The Gospel text for the third Sunday of Advent in year A is Matthew 11:2-11, which, on the surface, seems like an odd choice for the Christmas season, especially for a day known as the “Sunday of joy.” It opens with what is apparently some doubt on the part of John the Baptist: “When John heard in prison what the Messiah was doing, he sent word by his disciples and said to him, ‘Are you the one who is to come, or are we to wait for another?’”

The third chapter of Matthew records John speaking of the wrath to come and the unquenchable fire that will be used to burn the chaff. It appears that the messiah that John got did not look much like the messiah that John expected.

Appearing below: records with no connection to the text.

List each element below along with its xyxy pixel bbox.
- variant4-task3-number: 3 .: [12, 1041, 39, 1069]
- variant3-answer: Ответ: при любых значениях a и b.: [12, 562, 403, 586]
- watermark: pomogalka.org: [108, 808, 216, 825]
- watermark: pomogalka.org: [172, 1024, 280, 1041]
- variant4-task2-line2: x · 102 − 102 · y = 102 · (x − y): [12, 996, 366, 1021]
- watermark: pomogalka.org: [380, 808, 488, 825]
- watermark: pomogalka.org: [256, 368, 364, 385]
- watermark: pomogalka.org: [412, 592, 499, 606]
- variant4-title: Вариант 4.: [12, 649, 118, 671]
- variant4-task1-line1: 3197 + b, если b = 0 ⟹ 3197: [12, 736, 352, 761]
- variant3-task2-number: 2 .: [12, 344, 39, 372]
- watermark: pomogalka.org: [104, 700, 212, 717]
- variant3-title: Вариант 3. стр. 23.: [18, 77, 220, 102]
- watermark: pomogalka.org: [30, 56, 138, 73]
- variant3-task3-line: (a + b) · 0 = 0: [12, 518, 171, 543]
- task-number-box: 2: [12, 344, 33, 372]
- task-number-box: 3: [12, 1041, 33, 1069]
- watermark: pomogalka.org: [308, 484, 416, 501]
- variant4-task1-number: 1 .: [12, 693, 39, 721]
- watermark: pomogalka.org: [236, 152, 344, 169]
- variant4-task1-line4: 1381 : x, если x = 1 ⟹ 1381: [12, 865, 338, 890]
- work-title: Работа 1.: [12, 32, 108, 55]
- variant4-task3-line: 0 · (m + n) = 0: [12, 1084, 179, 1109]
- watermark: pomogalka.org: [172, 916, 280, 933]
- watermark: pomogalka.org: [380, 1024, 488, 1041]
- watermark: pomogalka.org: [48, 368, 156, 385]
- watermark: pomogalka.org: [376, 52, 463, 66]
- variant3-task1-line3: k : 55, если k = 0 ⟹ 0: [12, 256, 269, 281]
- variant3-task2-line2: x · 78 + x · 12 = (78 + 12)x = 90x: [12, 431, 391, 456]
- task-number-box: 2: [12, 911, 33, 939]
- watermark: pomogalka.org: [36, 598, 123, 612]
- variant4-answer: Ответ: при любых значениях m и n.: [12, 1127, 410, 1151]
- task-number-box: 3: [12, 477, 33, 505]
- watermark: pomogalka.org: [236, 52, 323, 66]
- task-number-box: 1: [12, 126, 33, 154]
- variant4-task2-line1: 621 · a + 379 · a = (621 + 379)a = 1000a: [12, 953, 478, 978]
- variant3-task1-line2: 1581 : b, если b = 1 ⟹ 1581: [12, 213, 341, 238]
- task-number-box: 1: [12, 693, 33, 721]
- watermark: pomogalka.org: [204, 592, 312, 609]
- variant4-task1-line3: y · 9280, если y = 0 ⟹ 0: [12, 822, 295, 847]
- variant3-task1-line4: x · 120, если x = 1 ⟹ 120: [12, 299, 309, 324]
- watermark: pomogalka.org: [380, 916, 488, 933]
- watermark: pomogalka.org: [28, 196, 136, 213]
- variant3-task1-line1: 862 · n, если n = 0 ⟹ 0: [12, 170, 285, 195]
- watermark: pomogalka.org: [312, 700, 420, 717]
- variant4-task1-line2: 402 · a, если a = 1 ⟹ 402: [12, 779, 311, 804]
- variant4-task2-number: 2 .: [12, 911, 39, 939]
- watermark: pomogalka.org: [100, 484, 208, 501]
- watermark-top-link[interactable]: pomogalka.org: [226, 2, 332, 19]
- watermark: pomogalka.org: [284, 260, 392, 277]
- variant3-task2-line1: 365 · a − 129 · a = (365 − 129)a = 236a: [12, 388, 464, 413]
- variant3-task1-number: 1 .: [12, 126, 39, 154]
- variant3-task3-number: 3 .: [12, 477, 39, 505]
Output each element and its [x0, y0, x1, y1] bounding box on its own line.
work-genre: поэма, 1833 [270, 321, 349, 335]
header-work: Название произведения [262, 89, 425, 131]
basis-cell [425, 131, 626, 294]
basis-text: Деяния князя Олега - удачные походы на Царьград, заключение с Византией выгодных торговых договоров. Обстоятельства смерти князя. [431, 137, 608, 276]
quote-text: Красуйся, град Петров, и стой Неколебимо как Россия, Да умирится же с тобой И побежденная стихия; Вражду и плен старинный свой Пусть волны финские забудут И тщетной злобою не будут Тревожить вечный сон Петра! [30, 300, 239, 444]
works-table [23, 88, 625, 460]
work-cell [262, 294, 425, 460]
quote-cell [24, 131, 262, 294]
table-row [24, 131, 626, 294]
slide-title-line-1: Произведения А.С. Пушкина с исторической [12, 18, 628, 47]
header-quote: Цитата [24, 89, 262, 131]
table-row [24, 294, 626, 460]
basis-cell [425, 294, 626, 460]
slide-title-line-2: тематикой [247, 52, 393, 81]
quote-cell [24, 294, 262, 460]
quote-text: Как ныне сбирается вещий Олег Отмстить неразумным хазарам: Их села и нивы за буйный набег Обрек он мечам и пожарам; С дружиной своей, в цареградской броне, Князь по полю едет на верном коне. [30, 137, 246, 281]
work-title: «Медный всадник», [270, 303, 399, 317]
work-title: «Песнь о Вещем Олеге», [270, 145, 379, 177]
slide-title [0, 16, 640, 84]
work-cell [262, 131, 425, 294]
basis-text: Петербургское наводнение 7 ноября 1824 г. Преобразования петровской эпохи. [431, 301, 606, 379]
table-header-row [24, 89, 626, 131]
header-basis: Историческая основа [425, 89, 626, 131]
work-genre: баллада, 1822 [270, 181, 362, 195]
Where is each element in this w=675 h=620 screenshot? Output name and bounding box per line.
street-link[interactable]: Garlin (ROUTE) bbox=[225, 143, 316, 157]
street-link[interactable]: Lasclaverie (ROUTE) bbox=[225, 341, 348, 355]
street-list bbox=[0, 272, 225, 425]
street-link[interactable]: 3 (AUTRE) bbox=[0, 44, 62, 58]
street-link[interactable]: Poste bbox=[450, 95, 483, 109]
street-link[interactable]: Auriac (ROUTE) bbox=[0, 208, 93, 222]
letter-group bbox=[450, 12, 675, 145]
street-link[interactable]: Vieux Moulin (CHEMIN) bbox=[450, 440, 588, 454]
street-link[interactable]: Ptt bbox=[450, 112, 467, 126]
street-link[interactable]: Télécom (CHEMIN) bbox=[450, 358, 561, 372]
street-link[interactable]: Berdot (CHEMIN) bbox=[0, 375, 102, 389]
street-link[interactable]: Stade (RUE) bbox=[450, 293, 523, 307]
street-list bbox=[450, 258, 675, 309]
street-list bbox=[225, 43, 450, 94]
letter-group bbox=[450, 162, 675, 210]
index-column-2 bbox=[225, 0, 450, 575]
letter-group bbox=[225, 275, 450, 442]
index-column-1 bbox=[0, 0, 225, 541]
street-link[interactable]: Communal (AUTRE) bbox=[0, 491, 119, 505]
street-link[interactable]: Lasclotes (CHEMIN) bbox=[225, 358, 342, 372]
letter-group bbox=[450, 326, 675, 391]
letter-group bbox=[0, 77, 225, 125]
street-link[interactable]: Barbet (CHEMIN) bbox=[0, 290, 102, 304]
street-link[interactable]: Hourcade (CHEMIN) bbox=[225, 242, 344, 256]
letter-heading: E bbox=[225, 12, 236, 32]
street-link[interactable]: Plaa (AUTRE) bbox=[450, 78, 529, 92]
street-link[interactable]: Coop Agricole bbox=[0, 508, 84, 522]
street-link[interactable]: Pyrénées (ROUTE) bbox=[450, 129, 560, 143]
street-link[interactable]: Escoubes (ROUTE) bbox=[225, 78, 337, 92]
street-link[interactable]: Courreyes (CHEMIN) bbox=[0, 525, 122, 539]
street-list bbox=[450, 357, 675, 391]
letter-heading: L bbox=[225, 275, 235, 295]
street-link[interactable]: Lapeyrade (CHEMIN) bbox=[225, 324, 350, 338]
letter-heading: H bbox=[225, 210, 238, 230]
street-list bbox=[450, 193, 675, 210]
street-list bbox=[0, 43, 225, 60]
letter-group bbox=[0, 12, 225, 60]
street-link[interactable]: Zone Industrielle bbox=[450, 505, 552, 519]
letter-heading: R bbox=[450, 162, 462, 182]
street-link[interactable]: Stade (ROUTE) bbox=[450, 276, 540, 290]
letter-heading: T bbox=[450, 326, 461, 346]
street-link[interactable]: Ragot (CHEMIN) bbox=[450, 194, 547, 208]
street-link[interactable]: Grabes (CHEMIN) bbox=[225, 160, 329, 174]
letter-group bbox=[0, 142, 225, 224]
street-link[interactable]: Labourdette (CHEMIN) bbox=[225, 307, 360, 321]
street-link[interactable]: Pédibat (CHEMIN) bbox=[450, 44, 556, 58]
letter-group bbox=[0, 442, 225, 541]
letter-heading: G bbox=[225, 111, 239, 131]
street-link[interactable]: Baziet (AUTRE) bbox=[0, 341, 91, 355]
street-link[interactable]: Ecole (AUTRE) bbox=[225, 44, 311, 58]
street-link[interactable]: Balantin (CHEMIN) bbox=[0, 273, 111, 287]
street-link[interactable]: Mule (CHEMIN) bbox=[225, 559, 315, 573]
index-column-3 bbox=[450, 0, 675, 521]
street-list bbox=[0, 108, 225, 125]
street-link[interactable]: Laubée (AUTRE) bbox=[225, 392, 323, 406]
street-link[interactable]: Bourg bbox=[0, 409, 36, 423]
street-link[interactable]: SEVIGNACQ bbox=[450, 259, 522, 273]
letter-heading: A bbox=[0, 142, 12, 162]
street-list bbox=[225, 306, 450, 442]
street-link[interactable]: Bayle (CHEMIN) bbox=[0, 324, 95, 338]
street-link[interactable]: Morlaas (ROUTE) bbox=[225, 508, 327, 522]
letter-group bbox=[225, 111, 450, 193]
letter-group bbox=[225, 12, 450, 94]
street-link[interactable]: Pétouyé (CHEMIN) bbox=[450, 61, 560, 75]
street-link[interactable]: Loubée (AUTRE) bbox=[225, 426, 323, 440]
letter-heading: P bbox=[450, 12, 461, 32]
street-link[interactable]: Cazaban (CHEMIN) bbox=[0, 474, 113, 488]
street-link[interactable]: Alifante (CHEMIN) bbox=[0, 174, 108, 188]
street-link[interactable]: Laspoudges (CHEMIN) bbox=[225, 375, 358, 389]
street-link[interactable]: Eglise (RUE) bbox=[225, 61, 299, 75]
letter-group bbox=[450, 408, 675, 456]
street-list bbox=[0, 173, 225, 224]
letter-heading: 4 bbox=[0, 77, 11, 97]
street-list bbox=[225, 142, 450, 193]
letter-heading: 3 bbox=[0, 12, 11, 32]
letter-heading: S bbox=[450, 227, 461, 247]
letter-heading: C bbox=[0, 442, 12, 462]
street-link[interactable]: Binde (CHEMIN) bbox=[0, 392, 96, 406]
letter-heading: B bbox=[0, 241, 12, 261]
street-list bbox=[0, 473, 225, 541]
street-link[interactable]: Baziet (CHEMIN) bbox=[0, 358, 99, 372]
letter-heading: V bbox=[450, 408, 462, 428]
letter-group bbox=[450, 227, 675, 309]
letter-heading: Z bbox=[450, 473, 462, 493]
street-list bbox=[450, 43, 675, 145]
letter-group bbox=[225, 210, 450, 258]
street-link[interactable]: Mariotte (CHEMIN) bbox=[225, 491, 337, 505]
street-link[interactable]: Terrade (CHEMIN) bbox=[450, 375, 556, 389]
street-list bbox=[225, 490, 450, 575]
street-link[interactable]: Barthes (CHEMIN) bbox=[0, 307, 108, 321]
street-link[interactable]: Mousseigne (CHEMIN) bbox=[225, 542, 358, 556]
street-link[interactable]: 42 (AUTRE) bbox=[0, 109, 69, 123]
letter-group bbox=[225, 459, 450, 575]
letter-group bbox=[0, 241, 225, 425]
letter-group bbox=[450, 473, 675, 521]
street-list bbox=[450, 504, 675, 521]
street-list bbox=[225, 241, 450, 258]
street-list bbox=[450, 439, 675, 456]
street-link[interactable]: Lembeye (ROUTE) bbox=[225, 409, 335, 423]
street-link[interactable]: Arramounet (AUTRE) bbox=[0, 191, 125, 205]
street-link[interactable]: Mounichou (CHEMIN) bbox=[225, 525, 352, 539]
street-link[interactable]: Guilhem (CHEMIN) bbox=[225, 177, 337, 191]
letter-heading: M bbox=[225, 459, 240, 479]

Too often, our celebration of Christmas shows that we, like John, also would prefer another messiah. To paraphrase Ricky Bobby in Talladega Nights, we like the Christmas Jesus best – the sweet, calm, beautiful, inoffensive, unchallenging, non-threatening Jesus of the carol “Silent Night.” This Jesus doesn’t call us to follow him, for he never leaves the manger, and certainly doesn’t go to the cross. We are like John Updike’s title character in Rabbit, Run, who “…has no taste for the dark, tangled, visceral aspect of Christianity, the going through quality of it, the passage into death and suffering that redeems and inverts these things.”

The babe born in Bethlehem, though, would soon become the one who offended religious sensibilities and challenged the power structures of the day. In his own words, he came to preach good news to the poor and to liberate the oppressed. He was perceived by the Romans to be such a political threat that he was executed on a cross. It could very well be the case that the only person in Matthew’s birth narrative to truly understand the implications of the event was Herod.

We feel happy at the manger, but joy is found on the road beyond — even if that road leads to the cross. So, as we search for meaning this Christmas season, may we look beyond the birth narratives to consider the Christ-hymn of Philippians 2; that this Jesus

…who, though he was in the form of God,
did not regard equality with God
as something to be exploited,
but emptied himself,
taking the form of a slave,
being born in human likeness.
And being found in human form,
he humbled himself
and became obedient to the point of death —
even death on a cross.

Prayer:

May I come to Christmas this year
seeking not the image I have created,
but the Christ begotten of the Father,
recognizing that the manger of Bethlehem
was but the first stop on the journey to the cross.